Despite these anchors, Everett has seen meaningful outmigration driven by housing costs that have surged alongside the broader Seattle metro market. The median home value in Everett stands at $563,424, a figure that climbs higher each year as buyers priced out of Seattle push north along the I-5 corridor. Renters face similarly steep monthly costs, and many longtime residents who were raising families on working-class aerospace wages find the arithmetic no longer works as it once did. The combination of high housing costs, Washington State's relatively elevated cost of living, and the persistent gray drizzle of western Washington winters motivates a segment of the population to explore metros where their savings and income go further.

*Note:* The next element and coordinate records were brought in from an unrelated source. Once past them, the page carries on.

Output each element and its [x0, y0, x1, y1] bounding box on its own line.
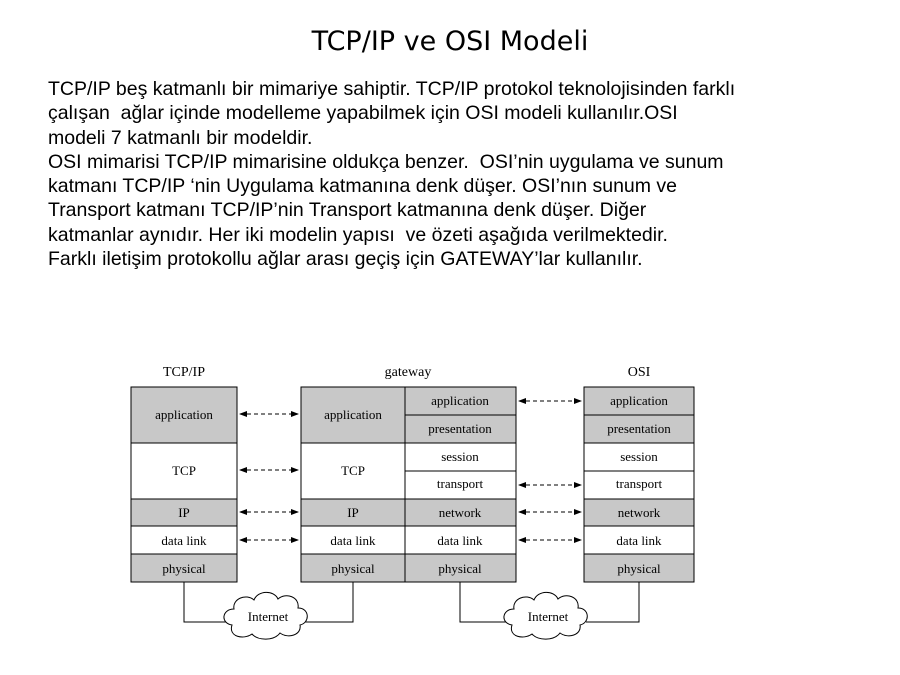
osi-stack: application presentation session transpo…: [583, 386, 695, 583]
tcpip-header: TCP/IP: [163, 365, 205, 380]
gateway-right-label: network: [439, 505, 482, 520]
gateway-osi-transport: [404, 470, 517, 500]
tcpip-label: physical: [162, 561, 206, 576]
cloud-icon: [503, 591, 588, 640]
tcpip-label: application: [155, 407, 213, 422]
tcpip-layer-tcp: [130, 442, 238, 500]
link-line: [183, 582, 232, 623]
link-line: [586, 582, 640, 623]
osi-layer-network: [583, 498, 695, 527]
gateway-left-stack: application TCP IP data link physical: [300, 386, 406, 583]
osi-label: application: [610, 393, 668, 408]
osi-layer-transport: [583, 470, 695, 500]
peer-arrows-right: [518, 398, 582, 543]
gateway-right-label: data link: [437, 533, 483, 548]
cloud-icon: [223, 591, 308, 640]
osi-label: session: [620, 449, 658, 464]
osi-label: network: [618, 505, 661, 520]
paragraph-line: TCP/IP beş katmanlı bir mimariye sahipti…: [48, 78, 736, 100]
internet-cloud-left: Internet: [223, 591, 308, 640]
gateway-left-label: application: [324, 407, 382, 422]
physical-links: [183, 582, 640, 623]
cloud-label: Internet: [528, 609, 569, 624]
gateway-right-label: session: [441, 449, 479, 464]
gateway-right-label: application: [431, 393, 489, 408]
gateway-header: gateway: [385, 365, 432, 380]
osi-layer-physical: [583, 553, 695, 583]
osi-layer-presentation: [583, 414, 695, 444]
gateway-left-label: physical: [331, 561, 375, 576]
paragraph-line: Farklı iletişim protokollu ağlar arası g…: [48, 248, 643, 271]
link-line: [459, 582, 512, 623]
gateway-osi-datalink: [404, 525, 517, 555]
peer-arrows-left: [239, 411, 299, 543]
link-line: [304, 582, 354, 623]
paragraph-line: OSI mimarisi TCP/IP mimarisine oldukça b…: [48, 150, 724, 173]
slide-title: TCP/IP ve OSI Modeli: [311, 26, 589, 57]
gateway-layer-application: [300, 386, 406, 444]
osi-layer-datalink: [583, 525, 695, 555]
osi-layer-application: [583, 386, 695, 416]
paragraph-line: katmanı TCP/IP ‘nin Uygulama katmanına d…: [48, 175, 678, 198]
cloud-label: Internet: [248, 609, 289, 624]
gateway-left-label: data link: [330, 533, 376, 548]
gateway-left-label: TCP: [341, 463, 365, 478]
osi-layer-session: [583, 442, 695, 472]
gateway-osi-presentation: [404, 414, 517, 444]
tcpip-layer-application: [130, 386, 238, 444]
gateway-layer-physical: [300, 553, 406, 583]
gateway-left-label: IP: [347, 505, 359, 520]
paragraph-line: modeli 7 katmanlı bir modeldir.: [48, 126, 313, 149]
osi-header: OSI: [628, 365, 651, 380]
tcpip-stack: application TCP IP data link physical: [130, 386, 238, 583]
tcpip-layer-datalink: [130, 525, 238, 555]
osi-label: presentation: [607, 421, 671, 436]
gateway-right-label: transport: [437, 476, 484, 491]
tcpip-label: IP: [178, 505, 190, 520]
osi-label: transport: [616, 476, 663, 491]
gateway-right-label: physical: [438, 561, 482, 576]
slide-paragraph: TCP/IP beş katmanlı bir mimariye sahipti…: [48, 77, 868, 271]
osi-label: data link: [616, 533, 662, 548]
paragraph-line: çalışan ağlar içinde modelleme yapabilme…: [48, 102, 678, 125]
gateway-osi-application: [404, 386, 517, 416]
tcpip-label: TCP: [172, 463, 196, 478]
tcpip-label: data link: [161, 533, 207, 548]
osi-label: physical: [617, 561, 661, 576]
gateway-osi-physical: [404, 553, 517, 583]
paragraph-line: katmanlar aynıdır. Her iki modelin yapıs…: [48, 223, 668, 246]
gateway-right-stack: application presentation session transpo…: [404, 386, 517, 583]
paragraph-line: Transport katmanı TCP/IP’nin Transport k…: [48, 199, 647, 222]
gateway-layer-ip: [300, 498, 406, 527]
internet-cloud-right: Internet: [503, 591, 588, 640]
gateway-right-label: presentation: [428, 421, 492, 436]
tcpip-osi-diagram: TCP/IP gateway OSI application TCP IP da…: [128, 357, 700, 647]
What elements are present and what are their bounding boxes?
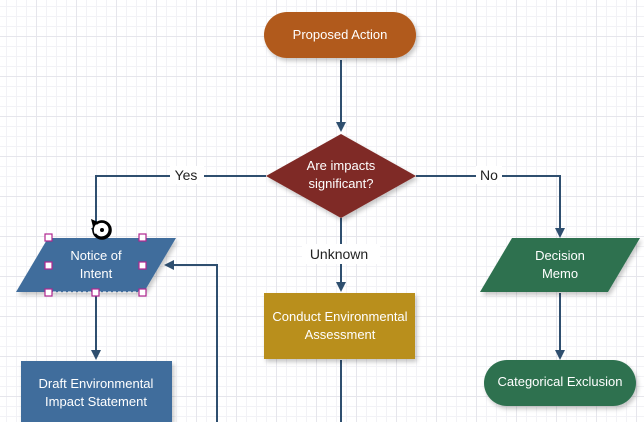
node-proposed-action-label: Proposed Action	[293, 27, 388, 42]
resize-handle-se[interactable]	[138, 288, 147, 297]
node-categorical-exclusion[interactable]: Categorical Exclusion	[484, 360, 636, 406]
resize-handle-e[interactable]	[138, 261, 147, 270]
node-decision-memo[interactable]: Decision Memo	[480, 238, 640, 292]
node-decision-line1: Are impacts	[307, 158, 376, 173]
node-conduct-line1: Conduct Environmental	[272, 309, 407, 324]
node-decision-line2: significant?	[308, 176, 373, 191]
node-conduct-line2: Assessment	[305, 327, 376, 342]
edge-label-unknown-bg	[302, 244, 380, 264]
node-draft-eis[interactable]: Draft Environmental Impact Statement	[21, 361, 172, 422]
rotate-icon[interactable]	[91, 219, 112, 240]
node-memo-line2: Memo	[542, 266, 578, 281]
resize-handle-nw[interactable]	[44, 233, 53, 242]
resize-handle-w[interactable]	[44, 261, 53, 270]
edge-label-yes-bg	[170, 166, 204, 184]
node-notice-line2: Intent	[80, 266, 113, 281]
node-memo-line1: Decision	[535, 248, 585, 263]
node-notice-of-intent[interactable]: Notice of Intent	[16, 238, 176, 293]
connector-loop-to-notice[interactable]	[164, 260, 218, 422]
edge-label-no-bg	[476, 166, 502, 184]
node-categorical-label: Categorical Exclusion	[497, 374, 622, 389]
edge-label-no: No	[480, 167, 498, 183]
edge-label-yes: Yes	[175, 167, 198, 183]
selection-handles[interactable]	[44, 233, 147, 297]
node-proposed-action[interactable]: Proposed Action	[264, 12, 416, 58]
node-draft-line2: Impact Statement	[45, 394, 147, 409]
resize-handle-sw[interactable]	[44, 288, 53, 297]
edge-label-unknown: Unknown	[310, 246, 368, 262]
resize-handle-s[interactable]	[91, 288, 100, 297]
connector-decision-yes[interactable]	[91, 175, 266, 238]
node-draft-line1: Draft Environmental	[39, 376, 154, 391]
resize-handle-ne[interactable]	[138, 233, 147, 242]
connector-decision-no[interactable]	[416, 175, 565, 238]
node-conduct-assessment[interactable]: Conduct Environmental Assessment	[264, 293, 415, 359]
node-notice-line1: Notice of	[70, 248, 122, 263]
node-decision-impacts[interactable]: Are impacts significant?	[266, 134, 416, 218]
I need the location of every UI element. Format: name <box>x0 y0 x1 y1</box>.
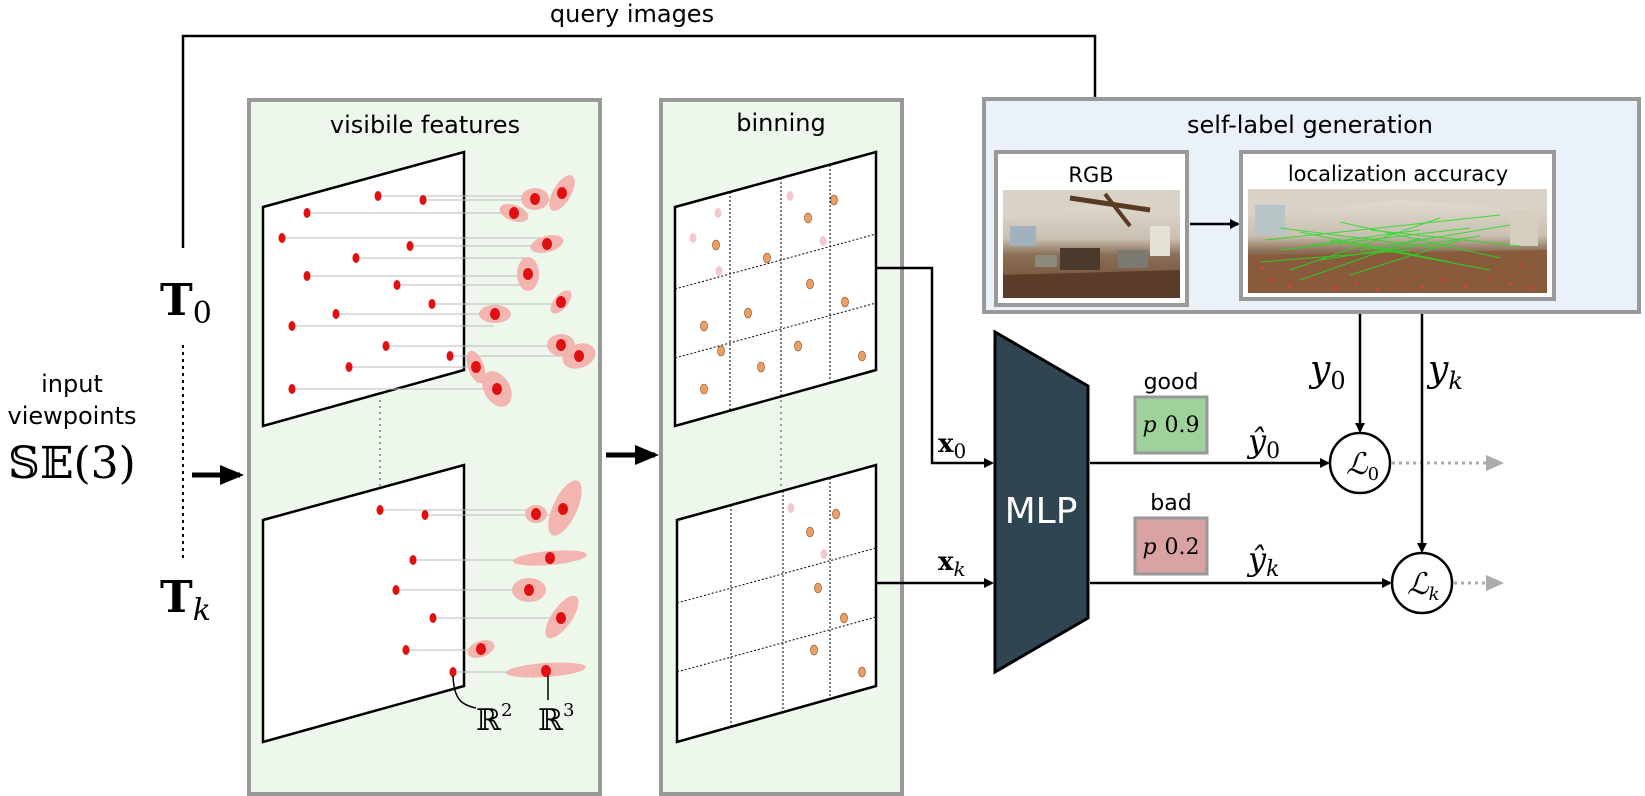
r2-leader <box>452 675 477 709</box>
rgb-room-image <box>1003 190 1180 298</box>
self-label-title: self-label generation <box>1187 111 1433 139</box>
bin-grid-bottom <box>675 463 878 744</box>
rgb-label: RGB <box>1068 163 1113 187</box>
feature-projections-bottom <box>380 509 563 673</box>
image-plane-top <box>261 150 466 428</box>
feature-points-top <box>278 187 584 395</box>
yhat0-label: ŷ0 <box>1246 422 1280 464</box>
yhatk-label: ŷk <box>1246 540 1279 582</box>
self-label-generation-panel: self-label generation RGB localization a… <box>982 97 1641 314</box>
mlp-block: MLP <box>993 329 1090 675</box>
localization-accuracy-label: localization accuracy <box>1288 162 1508 186</box>
x0-connector <box>876 266 994 468</box>
yk-label: yk <box>1426 349 1463 395</box>
bin-points-bottom <box>787 503 866 678</box>
r3-label: ℝ3 <box>538 700 574 738</box>
bad-probability-box <box>1133 516 1209 576</box>
feature-halos-top <box>466 175 596 407</box>
localization-accuracy-image <box>1248 189 1547 293</box>
se3-label: 𝕊𝔼(3) <box>8 438 136 489</box>
loss-k-label: ℒk <box>1407 567 1440 605</box>
visible-features-title: visibile features <box>330 111 520 139</box>
binning-title: binning <box>736 109 825 137</box>
binning-panel: binning <box>659 98 904 796</box>
t0-label: T0 <box>160 275 212 331</box>
image-plane-bottom <box>261 463 466 744</box>
loss-node-k: ℒk <box>1390 551 1454 615</box>
loss-0-label: ℒ0 <box>1346 447 1379 485</box>
mlp-label: MLP <box>1005 491 1078 532</box>
bin-grid-top-lines <box>674 165 877 411</box>
y0-label: y0 <box>1308 349 1346 395</box>
feature-projections-top <box>282 195 578 390</box>
query-images-connector <box>181 34 1100 248</box>
input-viewpoints-block: input viewpoints 𝕊𝔼(3) T0 Tk <box>8 275 244 628</box>
good-label: good <box>1144 370 1199 395</box>
x0-label: x0 <box>938 429 966 463</box>
input-label: input <box>41 370 103 398</box>
visible-features-panel: visibile features <box>247 98 602 796</box>
bin-grid-top <box>673 150 878 428</box>
bad-label: bad <box>1150 491 1191 516</box>
good-probability-box <box>1133 395 1209 455</box>
r2-label: ℝ2 <box>476 700 512 738</box>
query-images-label: query images <box>550 0 714 28</box>
bin-points-top <box>689 191 866 395</box>
bin-grid-bottom-lines <box>676 478 877 727</box>
feature-points-bottom <box>376 503 568 677</box>
viewpoints-label: viewpoints <box>8 402 137 430</box>
xk-label: xk <box>938 547 966 581</box>
loss-node-0: ℒ0 <box>1328 431 1392 495</box>
tk-label: Tk <box>160 572 211 628</box>
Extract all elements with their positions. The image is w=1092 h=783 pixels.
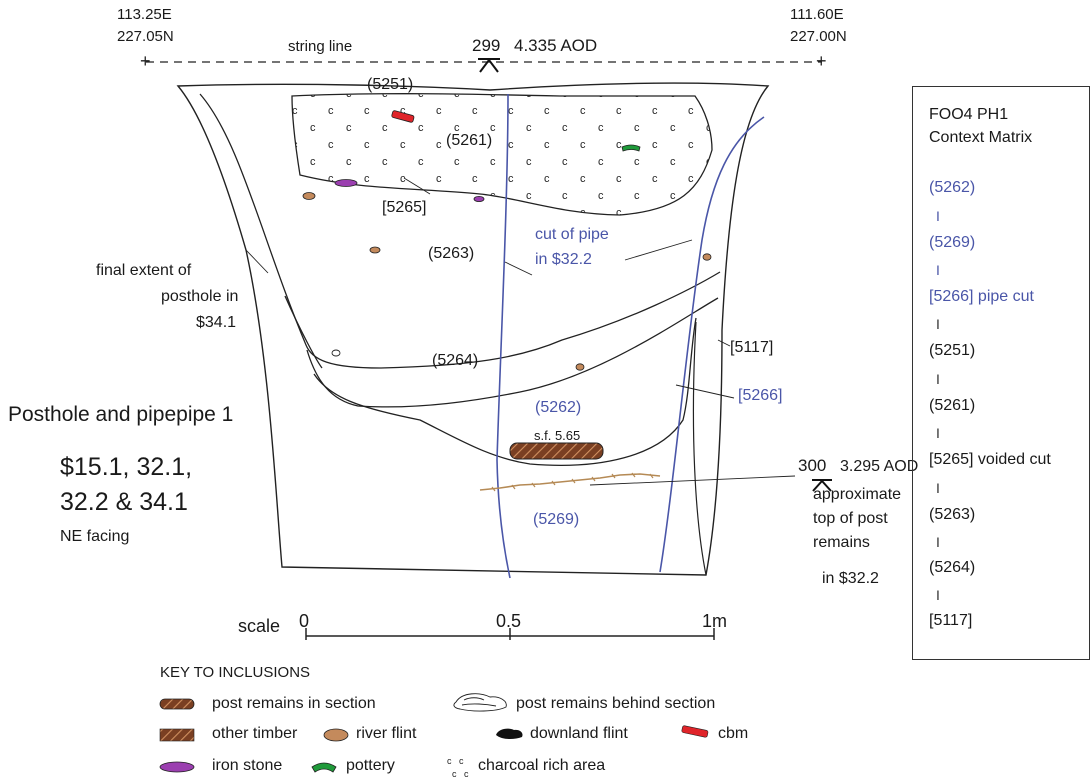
key-downland-flint: downland flint: [530, 725, 628, 742]
svg-text:c: c: [447, 756, 452, 766]
context-matrix-panel: [912, 86, 1090, 660]
river-flint-inclusion: [702, 253, 712, 261]
approx-top-line-4: in $32.2: [822, 570, 879, 587]
right-easting: 111.60E: [790, 6, 844, 23]
matrix-separator: I: [936, 262, 940, 278]
svg-text:c: c: [452, 769, 457, 779]
post-behind-section-swatch: [453, 693, 507, 712]
matrix-item: (5262): [929, 179, 976, 196]
context-5261: (5261): [446, 132, 493, 150]
svg-text:+: +: [816, 51, 827, 71]
svg-text:c: c: [459, 756, 464, 766]
matrix-item: (5251): [929, 342, 976, 359]
matrix-separator: I: [936, 587, 940, 603]
scale-label: scale: [238, 616, 281, 636]
matrix-item: (5261): [929, 397, 976, 414]
key-charcoal: charcoal rich area: [478, 757, 606, 774]
final-extent-line-1: final extent of: [96, 262, 192, 279]
pottery-inclusion: [621, 144, 641, 152]
pipe-cut-right: [659, 116, 765, 573]
context-5263: (5263): [428, 245, 475, 262]
matrix-separator: I: [936, 371, 940, 387]
matrix-title-line-1: FOO4 PH1: [929, 106, 1009, 123]
context-5251: (5251): [367, 76, 414, 93]
final-extent-line-2: posthole in: [161, 288, 239, 305]
matrix-item: (5264): [929, 559, 976, 576]
scale-tick-1m: 1m: [702, 611, 728, 631]
approx-top-line-1: approximate: [813, 486, 902, 503]
scale-tick-0: 0: [299, 611, 310, 631]
river-flint-inclusion: [575, 363, 585, 371]
iron-stone-inclusion: [473, 195, 485, 202]
cbm-inclusion: [391, 110, 415, 123]
context-5264: (5264): [432, 352, 479, 369]
key-post-behind-section: post remains behind section: [516, 695, 716, 712]
context-5262: (5262): [535, 399, 582, 416]
charcoal-area: [291, 93, 713, 216]
river-flint-swatch: [323, 728, 349, 742]
other-timber-swatch: [159, 728, 195, 742]
post-remains: [509, 442, 604, 460]
pipe-cut-left: [496, 93, 511, 579]
datum-lower-value: 3.295 AOD: [840, 458, 919, 475]
key-river-flint: river flint: [356, 725, 417, 742]
datum-lower-number: 300: [798, 456, 827, 475]
cbm-swatch: [681, 725, 709, 738]
right-northing: 227.00N: [790, 28, 847, 45]
context-5265: [5265]: [382, 199, 427, 216]
key-pottery: pottery: [346, 757, 395, 774]
small-find-label: s.f. 5.65: [534, 428, 581, 443]
svg-text:+: +: [140, 51, 151, 71]
scale-tick-0-5: 0.5: [496, 611, 522, 631]
matrix-item: [5266] pipe cut: [929, 288, 1034, 305]
stone-inclusion: [331, 349, 341, 357]
river-flint-inclusion: [369, 246, 381, 254]
downland-flint-swatch: [496, 728, 523, 740]
approx-top-line-2: top of post: [813, 510, 888, 527]
matrix-separator: I: [936, 534, 940, 550]
posthole-outline: [176, 82, 770, 576]
drawing-heading: Posthole and pipepipe 1: [8, 403, 234, 426]
pipe-note-line-2: in $32.2: [535, 251, 592, 268]
matrix-item: (5269): [929, 234, 976, 251]
post-top-line: [479, 473, 661, 491]
svg-text:c: c: [464, 769, 469, 779]
river-flint-inclusion: [302, 192, 316, 200]
drawing-contexts-line-1: $15.1, 32.1,: [60, 453, 193, 481]
string-line-label: string line: [288, 38, 353, 55]
context-5117: [5117]: [730, 339, 774, 356]
key-post-in-section: post remains in section: [212, 695, 376, 712]
facing-note: NE facing: [60, 528, 130, 545]
matrix-separator: I: [936, 316, 940, 332]
key-other-timber: other timber: [212, 725, 298, 742]
datum-top-value: 4.335 AOD: [514, 36, 598, 55]
matrix-item: (5263): [929, 506, 976, 523]
left-northing: 227.05N: [117, 28, 174, 45]
left-easting: 113.25E: [117, 6, 172, 23]
drawing-contexts-line-2: 32.2 & 34.1: [60, 488, 188, 516]
datum-top-number: 299: [472, 36, 501, 55]
final-extent-line-3: $34.1: [196, 314, 237, 331]
context-5269: (5269): [533, 511, 580, 528]
pipe-note-line-1: cut of pipe: [535, 226, 609, 243]
key-cbm: cbm: [718, 725, 749, 742]
matrix-separator: I: [936, 208, 940, 224]
iron-stone-swatch: [159, 761, 195, 773]
matrix-title-line-2: Context Matrix: [929, 129, 1033, 146]
matrix-separator: I: [936, 480, 940, 496]
approx-top-line-3: remains: [813, 534, 870, 551]
key-heading: KEY TO INCLUSIONS: [160, 664, 311, 681]
post-in-section-swatch: [159, 698, 195, 710]
iron-stone-inclusion: [334, 179, 358, 187]
matrix-separator: I: [936, 425, 940, 441]
context-5266: [5266]: [738, 387, 783, 404]
key-iron-stone: iron stone: [212, 757, 283, 774]
matrix-item: [5265] voided cut: [929, 451, 1051, 468]
matrix-item: [5117]: [929, 612, 973, 629]
pottery-swatch: [311, 762, 337, 773]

What makes Everett genuinely hard to leave is a quality of life that money struggles to fully quantify. The Snohomish River delta, the beaches of Jetty Island, the proximity to the North Cascades and Mount Baker — these are not marketing talking points but daily realities for people who hike, kayak, ski, and fish on weekends. The city has invested significantly in its waterfront, transforming the Port Gardner area into a walkable destination with restaurants, a marina, and event spaces. Everett's compact downtown has a genuine civic character, with the Imagine Children's Museum, the Everett Performing Arts Center, and a community of independent businesses that give it texture beyond a simple bedroom community for Seattle.
The people leaving Everett tend to fall into recognizable patterns. Boeing engineers and machinists follow aerospace industry contractions or pursue opportunities in the growing defense and aviation sectors of Phoenix, Dallas, and Charleston, South Carolina. Military families follow orders to new duty stations across the country. Young professionals who moved to Everett seeking more affordable rents than Seattle find that the cost gap has narrowed considerably while the long commute down I-5 or on the Sounder commuter train remains. Retirees cashing out of appreciated home equity head toward no-income-tax states like Nevada, Texas, and Florida where their housing proceeds stretch dramatically further and sunshine is reliably available more than 300 days a year.